Physical activity has also been implied in CABG cost-effectiveness. Studies have demonstrated a mean reduction of 40% in hospital charges in those groups performing preoperative interventions, such as lifestyle changes educational programs and social support and the difference of hospital stay is, in average, less than 2 days in the active group [18, 20]. It was also observed a lower readmission risk in the active patient group [10, 11].
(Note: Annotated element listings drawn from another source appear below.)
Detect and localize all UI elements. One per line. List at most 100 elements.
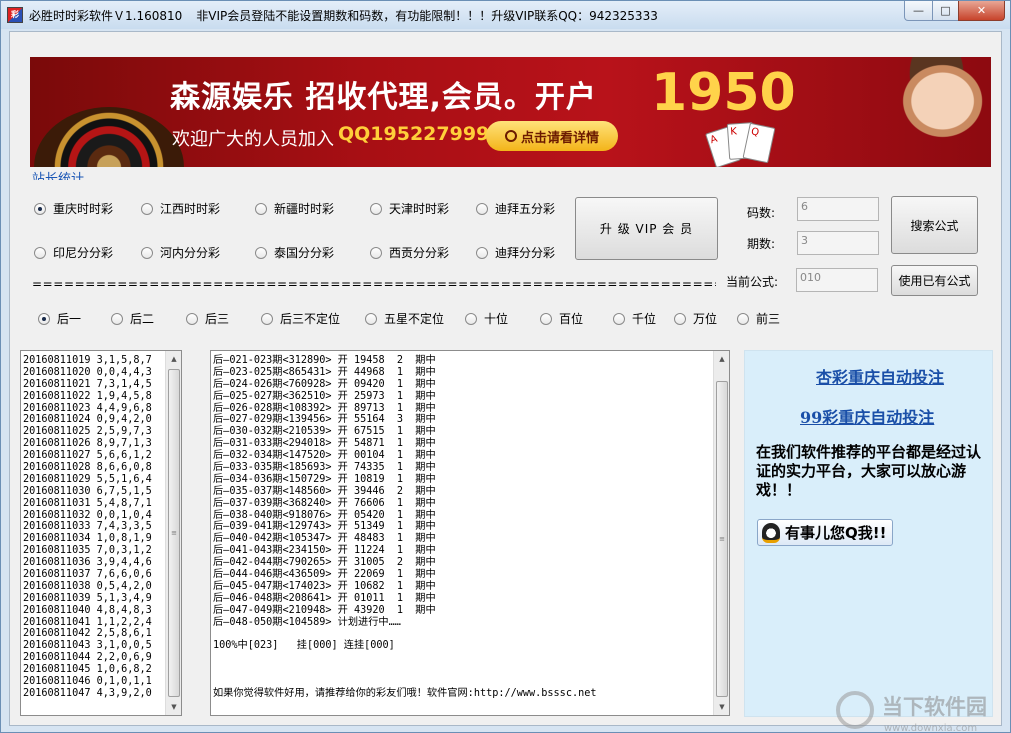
position-radio[interactable]: 后三	[186, 310, 229, 327]
model-photo	[870, 57, 991, 167]
period-field[interactable]: 3	[797, 231, 879, 255]
radio-dot-icon[interactable]	[34, 246, 46, 259]
scroll-down-icon[interactable]: ▼	[166, 699, 181, 715]
scroll-up-icon[interactable]: ▲	[714, 351, 729, 367]
banner-number: 1950	[651, 63, 796, 123]
lottery-radio[interactable]: 重庆时时彩	[34, 200, 113, 217]
stat-link[interactable]: 站长统计	[32, 168, 84, 180]
plan-output[interactable]: 后—021-023期<312890> 开 19458 2 期中 后—023-025…	[210, 350, 730, 716]
radio-dot-icon[interactable]	[38, 312, 50, 325]
radio-dot-icon[interactable]	[111, 312, 123, 325]
radio-dot-icon[interactable]	[613, 312, 625, 325]
history-row: 20160811019 3,1,5,8,7	[23, 355, 152, 366]
close-button[interactable]: ✕	[958, 1, 1005, 21]
lottery-radio-label: 江西时时彩	[160, 202, 221, 216]
minimize-button[interactable]: —	[904, 1, 933, 21]
app-window: 彩 必胜时时彩软件Ｖ1.160810 非VIP会员登陆不能设置期数和码数，有功能限…	[0, 0, 1011, 733]
use-formula-button[interactable]: 使用已有公式	[891, 265, 978, 296]
lottery-radio-label: 迪拜五分彩	[495, 202, 556, 216]
history-scrollbar[interactable]: ▲ ≡ ▼	[165, 351, 181, 715]
scroll-down-icon[interactable]: ▼	[714, 699, 729, 715]
radio-dot-icon[interactable]	[674, 312, 686, 325]
radio-dot-icon[interactable]	[370, 202, 382, 215]
qq-contact-label: 有事儿您Q我!!	[785, 524, 887, 542]
plan-line: 后—047-049期<210948> 开 43920 1 期中	[213, 604, 436, 616]
title-bar[interactable]: 彩 必胜时时彩软件Ｖ1.160810 非VIP会员登陆不能设置期数和码数，有功能限…	[1, 1, 1010, 29]
lottery-radio[interactable]: 江西时时彩	[141, 200, 220, 217]
scroll-up-icon[interactable]: ▲	[166, 351, 181, 367]
radio-dot-icon[interactable]	[255, 202, 267, 215]
scroll-thumb[interactable]: ≡	[716, 381, 728, 697]
scroll-thumb[interactable]: ≡	[168, 369, 180, 697]
radio-dot-icon[interactable]	[261, 312, 273, 325]
lottery-radio[interactable]: 迪拜分分彩	[476, 244, 555, 261]
position-radio[interactable]: 百位	[540, 310, 583, 327]
plan-line: 后—031-033期<294018> 开 54871 1 期中	[213, 438, 436, 450]
position-radio[interactable]: 千位	[613, 310, 656, 327]
banner-details-button[interactable]: 点击请看详情	[486, 121, 618, 151]
position-radio[interactable]: 万位	[674, 310, 717, 327]
window-title: 必胜时时彩软件Ｖ1.160810 非VIP会员登陆不能设置期数和码数，有功能限制！…	[29, 7, 658, 24]
position-radio[interactable]: 后二	[111, 310, 154, 327]
qq-contact-button[interactable]: 有事儿您Q我!!	[757, 519, 893, 546]
promo-panel: 杏彩重庆自动投注 99彩重庆自动投注 在我们软件推荐的平台都是经过认证的实力平台…	[744, 350, 993, 717]
plan-line: 后—034-036期<150729> 开 10819 1 期中	[213, 473, 436, 485]
radio-dot-icon[interactable]	[255, 246, 267, 259]
minimize-icon: —	[913, 4, 924, 17]
lottery-radio[interactable]: 迪拜五分彩	[476, 200, 555, 217]
search-formula-button[interactable]: 搜索公式	[891, 196, 978, 254]
position-radio[interactable]: 后三不定位	[261, 310, 340, 327]
radio-dot-icon[interactable]	[186, 312, 198, 325]
radio-dot-icon[interactable]	[737, 312, 749, 325]
lottery-radio[interactable]: 泰国分分彩	[255, 244, 334, 261]
lottery-radio-label: 西贡分分彩	[389, 246, 450, 260]
history-row: 20160811040 4,8,4,8,3	[23, 604, 152, 616]
history-row: 20160811034 1,0,8,1,9	[23, 533, 152, 545]
lottery-radio[interactable]: 河内分分彩	[141, 244, 220, 261]
radio-dot-icon[interactable]	[141, 202, 153, 215]
radio-dot-icon[interactable]	[465, 312, 477, 325]
upgrade-vip-button[interactable]: 升 级 VIP 会 员	[575, 197, 718, 260]
ad-banner[interactable]: A K Q 森源娱乐 招收代理,会员。开户 1950 欢迎广大的人员加入 QQ1…	[30, 57, 991, 167]
plan-line	[213, 676, 597, 688]
radio-dot-icon[interactable]	[141, 246, 153, 259]
radio-dot-icon[interactable]	[476, 246, 488, 259]
radio-dot-icon[interactable]	[540, 312, 552, 325]
lottery-radio[interactable]: 天津时时彩	[370, 200, 449, 217]
history-row: 20160811041 1,1,2,2,4	[23, 616, 152, 628]
history-row: 20160811021 7,3,1,4,5	[23, 378, 152, 390]
history-row: 20160811036 3,9,4,4,6	[23, 557, 152, 569]
app-title: 必胜时时彩软件Ｖ1.160810	[29, 9, 183, 23]
radio-dot-icon[interactable]	[365, 312, 377, 325]
99cai-auto-bet-link[interactable]: 99彩重庆自动投注	[800, 404, 934, 428]
lottery-radio[interactable]: 印尼分分彩	[34, 244, 113, 261]
radio-dot-icon[interactable]	[370, 246, 382, 259]
history-row: 20160811022 1,9,4,5,8	[23, 390, 152, 402]
plan-line	[213, 628, 597, 640]
banner-subtitle: 欢迎广大的人员加入	[172, 129, 334, 150]
position-radio[interactable]: 前三	[737, 310, 780, 327]
code-count-field[interactable]: 6	[797, 197, 879, 221]
history-row: 20160811044 2,2,0,6,9	[23, 652, 152, 664]
position-radio-label: 后二	[130, 312, 155, 326]
lottery-radio[interactable]: 新疆时时彩	[255, 200, 334, 217]
separator-line: ========================================…	[32, 277, 716, 291]
plan-line: 后—035-037期<148560> 开 39446 2 期中	[213, 485, 436, 497]
position-radio[interactable]: 五星不定位	[365, 310, 444, 327]
position-radio[interactable]: 后一	[38, 310, 81, 327]
maximize-button[interactable]: □	[932, 1, 959, 21]
plan-scrollbar[interactable]: ▲ ≡ ▼	[713, 351, 729, 715]
history-row: 20160811025 2,5,9,7,3	[23, 426, 152, 438]
plan-line: 后—048-050期<104589> 计划进行中……	[213, 616, 401, 628]
xingcai-auto-bet-link[interactable]: 杏彩重庆自动投注	[816, 364, 944, 388]
watermark: 当下软件园 www.downxia.com	[830, 687, 1005, 733]
close-icon: ✕	[976, 4, 987, 17]
position-radio[interactable]: 十位	[465, 310, 508, 327]
radio-dot-icon[interactable]	[476, 202, 488, 215]
lottery-radio[interactable]: 西贡分分彩	[370, 244, 449, 261]
radio-dot-icon[interactable]	[34, 202, 46, 215]
current-formula-field[interactable]: 010	[796, 268, 878, 292]
history-row: 20160811033 7,4,3,3,5	[23, 521, 152, 533]
plan-line: 后—042-044期<790265> 开 31005 2 期中	[213, 557, 436, 569]
history-list[interactable]: 20160811019 3,1,5,8,7 20160811020 0,0,4,4…	[20, 350, 182, 716]
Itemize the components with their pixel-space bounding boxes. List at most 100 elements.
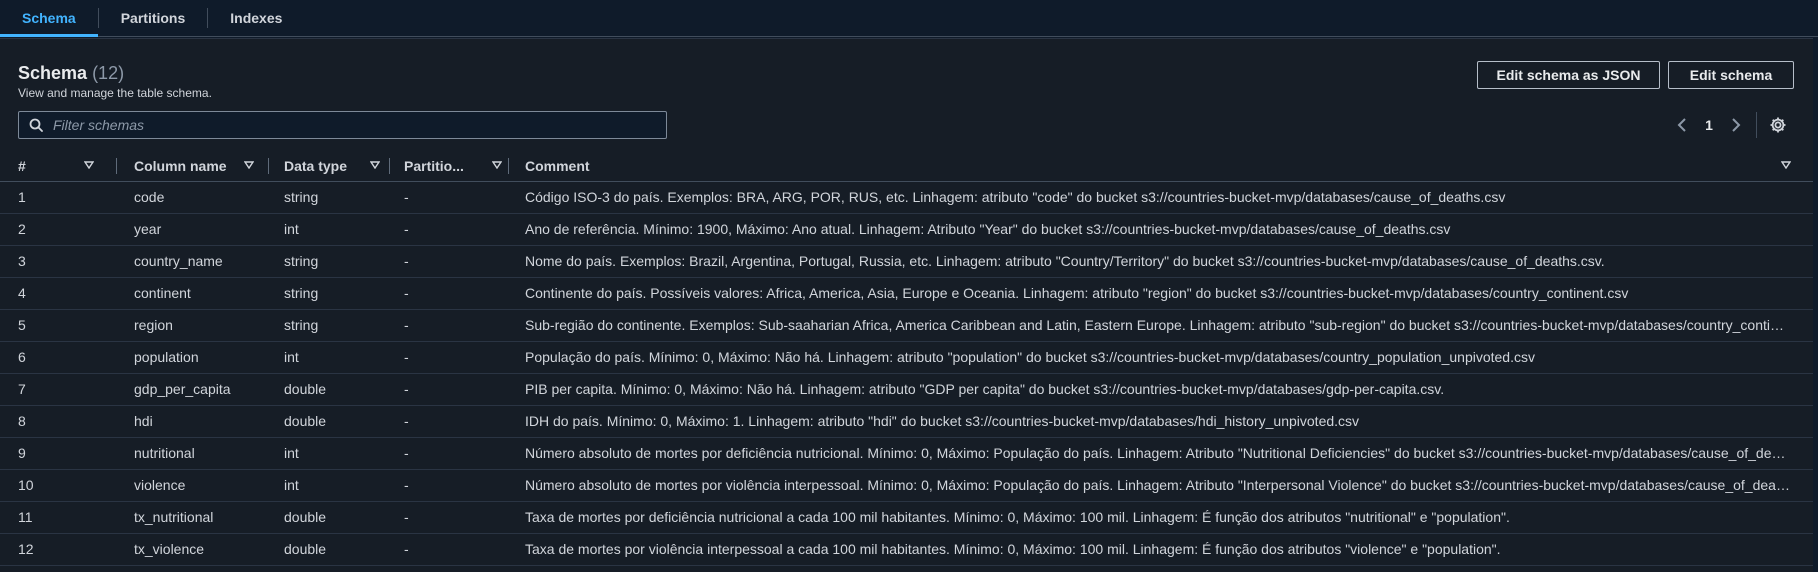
- title-text: Schema: [18, 63, 88, 83]
- cell-column-name: continent: [134, 285, 191, 301]
- page-description: View and manage the table schema.: [18, 86, 212, 100]
- column-header-label: #: [18, 157, 26, 174]
- cell-index: 6: [18, 349, 26, 365]
- cell-index: 2: [18, 221, 26, 237]
- column-header-label: Partitio...: [404, 157, 464, 174]
- table-row[interactable]: 10 violence int - Número absoluto de mor…: [0, 470, 1813, 502]
- cell-comment: Código ISO-3 do país. Exemplos: BRA, ARG…: [525, 189, 1506, 205]
- column-divider[interactable]: [268, 158, 269, 174]
- cell-data-type: double: [284, 413, 327, 429]
- table-row[interactable]: 11 tx_nutritional double - Taxa de morte…: [0, 502, 1813, 534]
- column-header-name[interactable]: Column name: [134, 149, 264, 182]
- table-row[interactable]: 4 continent string - Continente do país.…: [0, 278, 1813, 310]
- column-header-label: Comment: [525, 157, 590, 174]
- cell-data-type: int: [284, 477, 299, 493]
- settings-button[interactable]: [1769, 116, 1787, 134]
- column-header-label: Column name: [134, 157, 227, 174]
- cell-column-name: tx_nutritional: [134, 509, 214, 525]
- page-title: Schema (12): [18, 62, 212, 84]
- column-header-type[interactable]: Data type: [284, 149, 390, 182]
- tab-indexes[interactable]: Indexes: [208, 0, 304, 36]
- cell-index: 10: [18, 477, 34, 493]
- cell-column-name: region: [134, 317, 173, 333]
- cell-comment: Taxa de mortes por deficiência nutricion…: [525, 509, 1510, 525]
- cell-comment: Ano de referência. Mínimo: 1900, Máximo:…: [525, 221, 1451, 237]
- cell-column-name: hdi: [134, 413, 153, 429]
- cell-comment: Taxa de mortes por violência interpessoa…: [525, 541, 1501, 557]
- caret-down-icon: [84, 161, 94, 169]
- edit-schema-button[interactable]: Edit schema: [1668, 61, 1794, 89]
- tab-bar: Schema Partitions Indexes: [0, 0, 1818, 37]
- edit-schema-json-button[interactable]: Edit schema as JSON: [1477, 61, 1660, 89]
- cell-comment: Sub-região do continente. Exemplos: Sub-…: [525, 317, 1791, 333]
- chevron-left-icon: [1677, 118, 1686, 132]
- column-divider[interactable]: [116, 158, 117, 174]
- chevron-right-icon: [1732, 118, 1741, 132]
- cell-index: 7: [18, 381, 26, 397]
- table-row[interactable]: 7 gdp_per_capita double - PIB per capita…: [0, 374, 1813, 406]
- table-header: # Column name Data type Partitio... Comm…: [0, 149, 1813, 182]
- caret-down-icon: [1781, 161, 1791, 169]
- schema-container: Schema (12) View and manage the table sc…: [0, 38, 1813, 572]
- cell-comment: Número absoluto de mortes por violência …: [525, 477, 1791, 493]
- table-row[interactable]: 2 year int - Ano de referência. Mínimo: …: [0, 214, 1813, 246]
- cell-index: 12: [18, 541, 34, 557]
- cell-comment: Número absoluto de mortes por deficiênci…: [525, 445, 1791, 461]
- prev-page-button[interactable]: [1670, 117, 1694, 133]
- table-row[interactable]: 6 population int - População do país. Mí…: [0, 342, 1813, 374]
- cell-index: 9: [18, 445, 26, 461]
- cell-partition: -: [404, 381, 409, 397]
- cell-column-name: tx_violence: [134, 541, 205, 557]
- cell-column-name: gdp_per_capita: [134, 381, 231, 397]
- cell-column-name: country_name: [134, 253, 223, 269]
- caret-down-icon: [244, 161, 254, 169]
- caret-down-icon: [492, 161, 502, 169]
- tab-schema[interactable]: Schema: [0, 0, 98, 37]
- cell-data-type: double: [284, 541, 327, 557]
- cell-index: 5: [18, 317, 26, 333]
- table-row[interactable]: 5 region string - Sub-região do continen…: [0, 310, 1813, 342]
- search-box: [18, 111, 667, 139]
- tab-partitions[interactable]: Partitions: [99, 0, 208, 36]
- cell-data-type: string: [284, 317, 319, 333]
- cell-data-type: double: [284, 381, 327, 397]
- table-row[interactable]: 3 country_name string - Nome do país. Ex…: [0, 246, 1813, 278]
- column-divider[interactable]: [508, 158, 509, 174]
- cell-column-name: population: [134, 349, 199, 365]
- cell-data-type: int: [284, 349, 299, 365]
- cell-partition: -: [404, 285, 409, 301]
- cell-comment: Continente do país. Possíveis valores: A…: [525, 285, 1629, 301]
- current-page[interactable]: 1: [1694, 117, 1724, 133]
- title-count: (12): [92, 63, 125, 83]
- cell-data-type: string: [284, 253, 319, 269]
- cell-partition: -: [404, 445, 409, 461]
- cell-partition: -: [404, 253, 409, 269]
- cell-comment: PIB per capita. Mínimo: 0, Máximo: Não h…: [525, 381, 1445, 397]
- pagination: 1: [1670, 111, 1787, 139]
- column-header-comment[interactable]: Comment: [525, 149, 1801, 182]
- cell-index: 4: [18, 285, 26, 301]
- cell-data-type: string: [284, 189, 319, 205]
- search-input[interactable]: [51, 116, 641, 134]
- schema-header: Schema (12) View and manage the table sc…: [18, 62, 212, 100]
- cell-column-name: year: [134, 221, 162, 237]
- column-divider[interactable]: [389, 158, 390, 174]
- table-row[interactable]: 12 tx_violence double - Taxa de mortes p…: [0, 534, 1813, 566]
- search-icon: [29, 118, 43, 132]
- table-row[interactable]: 8 hdi double - IDH do país. Mínimo: 0, M…: [0, 406, 1813, 438]
- gear-icon: [1770, 117, 1786, 133]
- cell-comment: Nome do país. Exemplos: Brazil, Argentin…: [525, 253, 1605, 269]
- table-row[interactable]: 1 code string - Código ISO-3 do país. Ex…: [0, 182, 1813, 214]
- cell-index: 3: [18, 253, 26, 269]
- next-page-button[interactable]: [1724, 117, 1748, 133]
- cell-column-name: nutritional: [134, 445, 195, 461]
- table-row[interactable]: 9 nutritional int - Número absoluto de m…: [0, 438, 1813, 470]
- cell-column-name: code: [134, 189, 165, 205]
- cell-data-type: int: [284, 445, 299, 461]
- pager-divider: [1756, 112, 1757, 138]
- cell-comment: IDH do país. Mínimo: 0, Máximo: 1. Linha…: [525, 413, 1360, 429]
- column-header-index[interactable]: #: [18, 149, 104, 182]
- column-header-partition[interactable]: Partitio...: [404, 149, 512, 182]
- cell-data-type: string: [284, 285, 319, 301]
- cell-data-type: int: [284, 221, 299, 237]
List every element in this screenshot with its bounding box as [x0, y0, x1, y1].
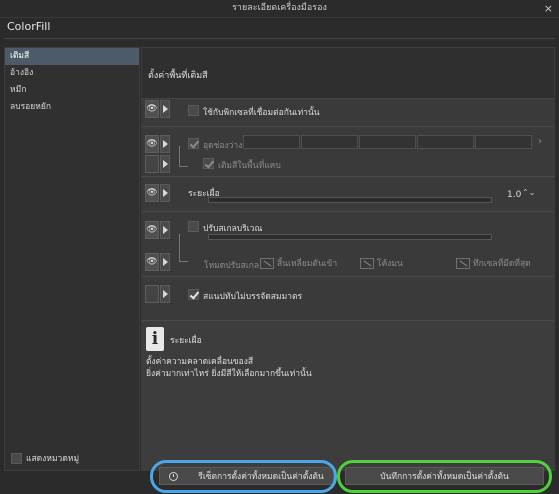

The CABG favorably influences promoting increased physical activity in patients who underwent surgery observed in this study was an expected finding. In our hospital facility, a daily regular routine physical activity for at least 30 minutes in the management of post-CABG patients has systematically been recommended both written and verbally. This recommendation is in accordance with the current guidelines that preconize the engagement in moderate physical activities (3-6 METs) for at least 30 minutes every day [21, 22]. However, despite our recommendations, it also known that the lifestyle changes are difficulty and remain a major challenge [23]. Therefore, other motivating factors may have participated. The awareness of the patients regarding the disease status and the treatment perspectives promoted in hospital treatment may have participated. In contrast, one of the reasons of the not-adherence to either formal rehabilitation programs or counseling to promote lifestyle changes is that after pharmacological and surgical treatment some patients feel relatively good could not realize the need to change his/her usual lifestyle [24]. This surgery favorable influence in the physical activity promotion was also observed in another study in which an increase from 16% to 47% in regular physical activity after CABG was noted [3].


CONCLUSION

Regular physical activity in the preoperative phase of CABG influences favorably the CABG patients' prognosis, reducing hospital length of stay and complications 1 year post-CABG. Concomitantly, the surgical experience promotes a lifestyle change increasing the frequency of physical activity.